Several synonyms have been published historically, reflecting regional variation and earlier taxonomic uncertainty within the genus Kalanchoe, a group known for morphological diversity and complex species boundaries.

==Distribution and habitat==
Kalanchoe marmorata occurs naturally in rocky grasslands, open scrub, and stony slopes, often on hill ridges at elevations between approximately 1250 and 2400 m. It is adapted to seasonally dry environments and is frequently found in areas subject to grazing pressure.

==Ecology and physiology==
Like many members of the Crassulaceae, K. marmorata exhibits xerophytic adaptations, including thickened leaves for water storage. Anatomical and physiological studies of the genus indicate that the species is likely capable of Crassulacean acid metabolism (CAM) photosynthesis, a water-use efficient pathway common among succulents.

==Phytochemistry and uses==
Phytochemical investigations of Kalanchoe marmorata have identified a range of phenolic compounds and flavonoids in the leaves, including quercetin derivatives. These compounds are associated with antioxidant activity and have been studied in the context of traditional medicinal use of the genus Kalanchoe in Africa.
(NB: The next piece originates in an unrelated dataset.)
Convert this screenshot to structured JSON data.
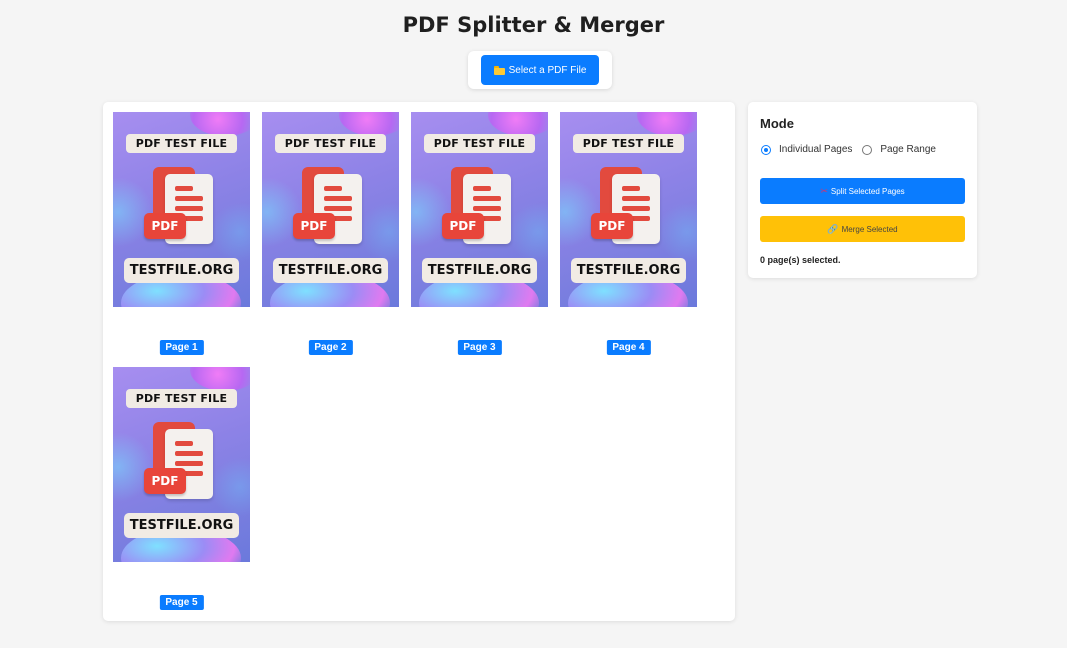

While several species of Kalanchoe are widely used in traditional medicine, documented ethnobotanical use of K. marmorata itself appears limited compared to more extensively studied species such as Kalanchoe pinnata.

==Cultivation==
Kalanchoe marmorata is widely cultivated as an ornamental plant for its decorative foliage and flowers. It prefers bright light or full sun, well-drained soil, and infrequent watering. The minimum temperature for cultivation is approximately 12 C, and in temperate regions it is commonly grown under glass or as a houseplant.

==Toxicity==
As with many species in the genus, K. marmorata contains secondary metabolites that may be toxic if ingested. While species-specific toxicity data are limited, ingestion of kalanchoes has been associated with adverse effects in livestock and pets, and caution is advised.

==Awards==
This plant has gained the Royal Horticultural Society's Award of Garden Merit.